Jeudi 13 mai 1999, Nantes

C’est mon problème depuis quelques mois, d’être continuellement fatigué, incapable de me concentrer, et même d’avoir, de manière régulière de la fièvre dans l’après-midi, les yeux qui me brûlent. Je me suis résolu à prendre rendez-vous chez le médecin. Mais il n’a rien trouvé ; rien du tout, tension normale, pas de signe d’anémie, aucune douleur interne. Il en a conclu que j’avais un « petit coup de mou psychologique » (ce en quoi il n’avait pas tort), et m’a prescrit des antidépresseurs pour trois semaines. Je commence à en ressentir les effets indésirables : mal de tête, une nausée tenace toute la journée, et un arrêt brutal dans le désir sexuel. Se faire prescrire des antidépresseurs par un généraliste, un comble pour quelqu’un qui s’assoit chaque semaine depuis plus de deux ans dans le cabinet d’un psy. Sauf que je ne lui en ai pas parlé — j’ai fait plus que mentir par omission. On peut juger que c’est une attitude bizarre vis-à-vis d’un médecin, et un manque de confiance : ça l’est ; mais c’est aussi que je n’avais pas prévu qu’il m’entraînerait sur ce genre de terrain. D’ailleurs, c’est un pan de mon existence que j’évoque très peu ; lorsque j’en parle, on ne me croit souvent qu’à moitié ; Sonia, par exemple, les rares fois où j’ai abordé la question, avec le plus grand ton de sincérité possible, a refusé de me croire. Comme j’en avais marre, j’ai fini par brouiller les pistes et admettre que j’avais peut-être menti.
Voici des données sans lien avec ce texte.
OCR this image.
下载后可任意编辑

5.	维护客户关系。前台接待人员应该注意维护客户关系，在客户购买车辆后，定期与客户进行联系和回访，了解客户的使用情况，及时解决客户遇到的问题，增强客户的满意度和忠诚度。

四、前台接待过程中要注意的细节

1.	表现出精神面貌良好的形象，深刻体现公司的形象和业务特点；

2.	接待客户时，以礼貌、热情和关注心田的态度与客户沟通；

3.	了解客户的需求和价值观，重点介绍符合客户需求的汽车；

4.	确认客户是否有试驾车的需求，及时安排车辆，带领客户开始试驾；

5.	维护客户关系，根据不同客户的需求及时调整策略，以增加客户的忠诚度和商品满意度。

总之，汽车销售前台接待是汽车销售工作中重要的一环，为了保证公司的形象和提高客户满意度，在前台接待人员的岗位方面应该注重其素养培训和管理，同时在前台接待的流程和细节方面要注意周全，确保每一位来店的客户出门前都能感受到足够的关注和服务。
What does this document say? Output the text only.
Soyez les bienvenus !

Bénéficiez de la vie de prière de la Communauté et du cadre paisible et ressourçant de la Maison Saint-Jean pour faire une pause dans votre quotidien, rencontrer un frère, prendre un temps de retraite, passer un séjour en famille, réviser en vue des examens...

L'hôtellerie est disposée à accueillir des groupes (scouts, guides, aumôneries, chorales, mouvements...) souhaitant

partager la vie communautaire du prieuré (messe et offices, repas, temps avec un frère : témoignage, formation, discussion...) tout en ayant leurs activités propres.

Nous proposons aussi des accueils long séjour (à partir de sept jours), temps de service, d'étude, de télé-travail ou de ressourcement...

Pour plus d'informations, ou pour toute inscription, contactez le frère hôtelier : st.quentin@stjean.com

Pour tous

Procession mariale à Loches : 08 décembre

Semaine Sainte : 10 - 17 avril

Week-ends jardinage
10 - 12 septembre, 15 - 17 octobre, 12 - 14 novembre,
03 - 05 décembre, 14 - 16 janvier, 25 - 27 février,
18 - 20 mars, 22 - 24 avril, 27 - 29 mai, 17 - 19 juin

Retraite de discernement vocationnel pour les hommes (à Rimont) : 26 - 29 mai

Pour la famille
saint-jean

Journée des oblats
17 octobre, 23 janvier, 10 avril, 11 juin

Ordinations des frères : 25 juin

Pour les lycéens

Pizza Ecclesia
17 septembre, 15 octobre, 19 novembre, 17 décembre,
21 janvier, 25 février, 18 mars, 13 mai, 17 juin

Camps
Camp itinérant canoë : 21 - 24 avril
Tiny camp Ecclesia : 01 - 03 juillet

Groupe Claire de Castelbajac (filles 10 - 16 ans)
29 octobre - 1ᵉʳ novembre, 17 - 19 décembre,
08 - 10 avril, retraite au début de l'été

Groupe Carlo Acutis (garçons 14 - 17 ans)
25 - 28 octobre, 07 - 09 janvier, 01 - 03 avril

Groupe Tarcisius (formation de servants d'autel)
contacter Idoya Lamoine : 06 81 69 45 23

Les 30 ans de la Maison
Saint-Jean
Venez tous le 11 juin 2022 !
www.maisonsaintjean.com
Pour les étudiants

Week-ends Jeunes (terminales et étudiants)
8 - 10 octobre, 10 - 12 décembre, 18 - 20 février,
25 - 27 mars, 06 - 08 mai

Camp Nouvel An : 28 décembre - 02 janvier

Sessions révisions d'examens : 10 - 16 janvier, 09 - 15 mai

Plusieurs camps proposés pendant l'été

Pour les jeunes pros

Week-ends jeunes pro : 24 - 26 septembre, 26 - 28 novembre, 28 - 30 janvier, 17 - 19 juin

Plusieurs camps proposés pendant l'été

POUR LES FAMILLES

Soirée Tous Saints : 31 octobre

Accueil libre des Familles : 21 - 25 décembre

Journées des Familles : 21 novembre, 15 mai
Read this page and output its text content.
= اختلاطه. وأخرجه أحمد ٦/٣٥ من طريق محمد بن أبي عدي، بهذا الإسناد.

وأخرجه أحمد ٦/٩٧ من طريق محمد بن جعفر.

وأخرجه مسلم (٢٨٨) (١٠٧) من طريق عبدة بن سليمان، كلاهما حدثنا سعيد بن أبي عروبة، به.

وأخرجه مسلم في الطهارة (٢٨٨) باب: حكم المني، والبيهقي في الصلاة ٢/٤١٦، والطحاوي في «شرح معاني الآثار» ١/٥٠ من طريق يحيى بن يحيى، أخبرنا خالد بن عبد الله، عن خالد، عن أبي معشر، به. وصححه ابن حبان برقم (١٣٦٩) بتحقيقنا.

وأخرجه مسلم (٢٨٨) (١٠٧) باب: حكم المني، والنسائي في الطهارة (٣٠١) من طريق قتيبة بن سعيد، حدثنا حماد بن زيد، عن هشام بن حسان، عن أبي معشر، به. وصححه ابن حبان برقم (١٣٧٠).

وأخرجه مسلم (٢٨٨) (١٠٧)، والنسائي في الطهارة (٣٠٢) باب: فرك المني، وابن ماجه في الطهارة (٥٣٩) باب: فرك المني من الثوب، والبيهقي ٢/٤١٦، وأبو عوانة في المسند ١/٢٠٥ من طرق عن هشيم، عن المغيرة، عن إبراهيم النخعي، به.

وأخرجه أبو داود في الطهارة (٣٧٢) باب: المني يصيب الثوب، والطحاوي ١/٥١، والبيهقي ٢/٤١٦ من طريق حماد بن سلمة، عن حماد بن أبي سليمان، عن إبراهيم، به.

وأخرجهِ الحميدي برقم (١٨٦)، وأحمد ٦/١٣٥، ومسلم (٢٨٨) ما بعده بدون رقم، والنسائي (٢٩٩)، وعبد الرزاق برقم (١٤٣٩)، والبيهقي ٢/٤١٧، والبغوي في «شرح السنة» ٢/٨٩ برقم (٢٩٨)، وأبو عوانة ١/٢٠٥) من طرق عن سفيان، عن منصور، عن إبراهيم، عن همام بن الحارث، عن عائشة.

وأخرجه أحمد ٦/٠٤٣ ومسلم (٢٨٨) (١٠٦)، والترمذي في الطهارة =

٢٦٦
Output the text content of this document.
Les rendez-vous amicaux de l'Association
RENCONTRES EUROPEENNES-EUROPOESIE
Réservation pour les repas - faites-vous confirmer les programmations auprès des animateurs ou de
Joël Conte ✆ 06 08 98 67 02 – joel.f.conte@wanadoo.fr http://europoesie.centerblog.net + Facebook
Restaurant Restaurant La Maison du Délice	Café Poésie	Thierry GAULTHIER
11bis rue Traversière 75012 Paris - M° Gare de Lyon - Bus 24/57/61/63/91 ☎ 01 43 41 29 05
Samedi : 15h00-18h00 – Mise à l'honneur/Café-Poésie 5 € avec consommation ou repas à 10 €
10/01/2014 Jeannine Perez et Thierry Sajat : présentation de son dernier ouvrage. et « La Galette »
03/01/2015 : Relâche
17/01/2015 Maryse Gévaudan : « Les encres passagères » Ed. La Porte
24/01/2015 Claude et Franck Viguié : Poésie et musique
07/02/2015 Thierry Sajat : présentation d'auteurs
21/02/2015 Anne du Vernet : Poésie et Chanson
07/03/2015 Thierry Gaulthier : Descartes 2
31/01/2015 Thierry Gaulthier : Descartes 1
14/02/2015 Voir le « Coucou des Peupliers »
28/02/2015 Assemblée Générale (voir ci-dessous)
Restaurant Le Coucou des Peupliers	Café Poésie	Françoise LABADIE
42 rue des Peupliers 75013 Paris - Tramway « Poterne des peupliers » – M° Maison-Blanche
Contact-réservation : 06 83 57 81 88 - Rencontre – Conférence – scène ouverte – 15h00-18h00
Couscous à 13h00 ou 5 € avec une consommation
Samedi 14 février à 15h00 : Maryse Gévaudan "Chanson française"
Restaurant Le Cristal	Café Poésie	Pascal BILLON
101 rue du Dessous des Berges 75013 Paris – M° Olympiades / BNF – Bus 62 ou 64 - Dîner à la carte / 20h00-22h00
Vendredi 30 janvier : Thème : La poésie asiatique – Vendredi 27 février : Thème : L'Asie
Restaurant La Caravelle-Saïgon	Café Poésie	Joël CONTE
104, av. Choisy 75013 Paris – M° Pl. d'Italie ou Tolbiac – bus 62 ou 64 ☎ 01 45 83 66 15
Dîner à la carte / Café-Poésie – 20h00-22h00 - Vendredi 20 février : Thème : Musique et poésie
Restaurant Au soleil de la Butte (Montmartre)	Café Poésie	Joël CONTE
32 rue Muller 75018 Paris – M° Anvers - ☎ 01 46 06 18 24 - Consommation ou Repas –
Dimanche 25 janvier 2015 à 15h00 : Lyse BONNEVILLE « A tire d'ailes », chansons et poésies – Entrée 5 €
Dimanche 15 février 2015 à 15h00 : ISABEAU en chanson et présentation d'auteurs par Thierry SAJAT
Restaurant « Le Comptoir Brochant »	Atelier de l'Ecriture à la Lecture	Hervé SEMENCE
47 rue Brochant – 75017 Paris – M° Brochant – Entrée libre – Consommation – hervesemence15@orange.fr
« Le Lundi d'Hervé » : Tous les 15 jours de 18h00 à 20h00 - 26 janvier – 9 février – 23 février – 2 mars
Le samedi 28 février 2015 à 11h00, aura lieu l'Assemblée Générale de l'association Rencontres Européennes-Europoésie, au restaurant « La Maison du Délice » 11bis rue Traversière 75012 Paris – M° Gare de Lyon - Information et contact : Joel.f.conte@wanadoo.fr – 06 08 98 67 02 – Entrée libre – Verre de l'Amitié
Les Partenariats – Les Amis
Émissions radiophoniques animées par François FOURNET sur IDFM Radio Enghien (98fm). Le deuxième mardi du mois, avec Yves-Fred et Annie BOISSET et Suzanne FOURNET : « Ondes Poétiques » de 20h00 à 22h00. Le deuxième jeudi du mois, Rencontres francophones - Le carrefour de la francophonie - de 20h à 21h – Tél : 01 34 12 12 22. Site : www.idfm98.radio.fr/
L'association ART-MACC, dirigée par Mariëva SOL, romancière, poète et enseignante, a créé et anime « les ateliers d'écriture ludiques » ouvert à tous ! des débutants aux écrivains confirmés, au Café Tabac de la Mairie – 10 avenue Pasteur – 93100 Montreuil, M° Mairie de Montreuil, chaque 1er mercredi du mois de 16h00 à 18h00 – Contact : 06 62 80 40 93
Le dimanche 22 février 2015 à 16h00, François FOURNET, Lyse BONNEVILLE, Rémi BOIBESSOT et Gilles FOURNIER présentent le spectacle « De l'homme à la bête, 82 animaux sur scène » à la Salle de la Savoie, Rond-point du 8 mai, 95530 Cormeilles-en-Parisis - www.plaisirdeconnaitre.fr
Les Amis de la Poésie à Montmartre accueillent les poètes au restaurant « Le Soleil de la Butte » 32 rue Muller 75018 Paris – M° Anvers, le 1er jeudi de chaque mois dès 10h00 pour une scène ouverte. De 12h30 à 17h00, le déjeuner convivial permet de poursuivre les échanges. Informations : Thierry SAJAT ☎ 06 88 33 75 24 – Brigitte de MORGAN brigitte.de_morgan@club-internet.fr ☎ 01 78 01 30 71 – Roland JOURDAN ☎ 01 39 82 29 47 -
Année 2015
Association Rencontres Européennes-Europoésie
Elle croit de toute façon que la moitié de ce que je lui raconte est faux, elle me prend pour un grand raconteur d’histoire. Alors que tout le monde sait bien que je m’efforce de dire la vérité, et que je n’ai qui plus est ni l’imagination, ni la présence d’esprit suffisantes pour être un bonimenteur valable (je n’ai jamais menti que de manière très grossière volontairement, et toujours pour draguer les filles[1], du style raconter que mon père était un dangereux malfaiteur et que j’allais lui rendre visite toutes les semaines à la prison. Peut-être croit-elle que je la drague. Erreur, dont j’espère qu’on n’aura pas trop à pâtir un jour[2]).

J’avais parlé à Ermold de ma fatigue, il m’avait assuré qu’il ressentait la même lorsqu’il était sur sa thèse, qu’il n’avait jamais autant fait la sieste ; mais quand j’ai évoqué carrément la possibilité d’une maladie quelconque, quelque chose comme une mononucléose, il a éclaté de rire : c’est exactement l’idée qu’il avait eue aussi !

[1] Comme à tout le monde, il m’arrive de dissimuler en d’autres occasions, mais ce n’est pas pareil : tout le monde n’est pas censé tout savoir de notre vie.

[2] Tout à l’heure au téléphone, elle m’a demandé si elle pouvait mettre ce soir pour sortir la veste que je lui ai prêté hier soir pour qu’elle rentre, parce qu’elle avait froid ; j’ai beaucoup hésité, ça sentait un peu trop la tentative d’appropriation… Ce que j’ai toujours évité avec elle. Samedi soir, Adeline et Fred font un petit truc chez eux (en plus, c’est la finale de la coupe de France, avec Nantes), et Fred m’a suggéré de l’inviter — j’avais déjà hésité à le faire. Je lui ai transmis, mais tout en le regrettant. En un sens, j’ai un peu pitié d’elle, parce qu’elle n’a pas beaucoup d’amis (et qu’ils n’ont pas l’air d’être bien terribles, il faut être honnête, je n’ai aucune envie de les rencontrer), je me suis dit que je pourrais lui présenter certains des miens, et que ce serait une manière de développer notre complicité dans un autre sens que celui de l’enfermement qui caractérise notre relation équivoque. Mais maintenant, j’ai peur qu’elle s’accroche — ce qui ne ferait jamais que m’éloigner d’elle, puisque je ne suis pas amoureux. Pour le moment, la situation est gérable, mais il ne faudrait pas que je me mette insensiblement dans la merde.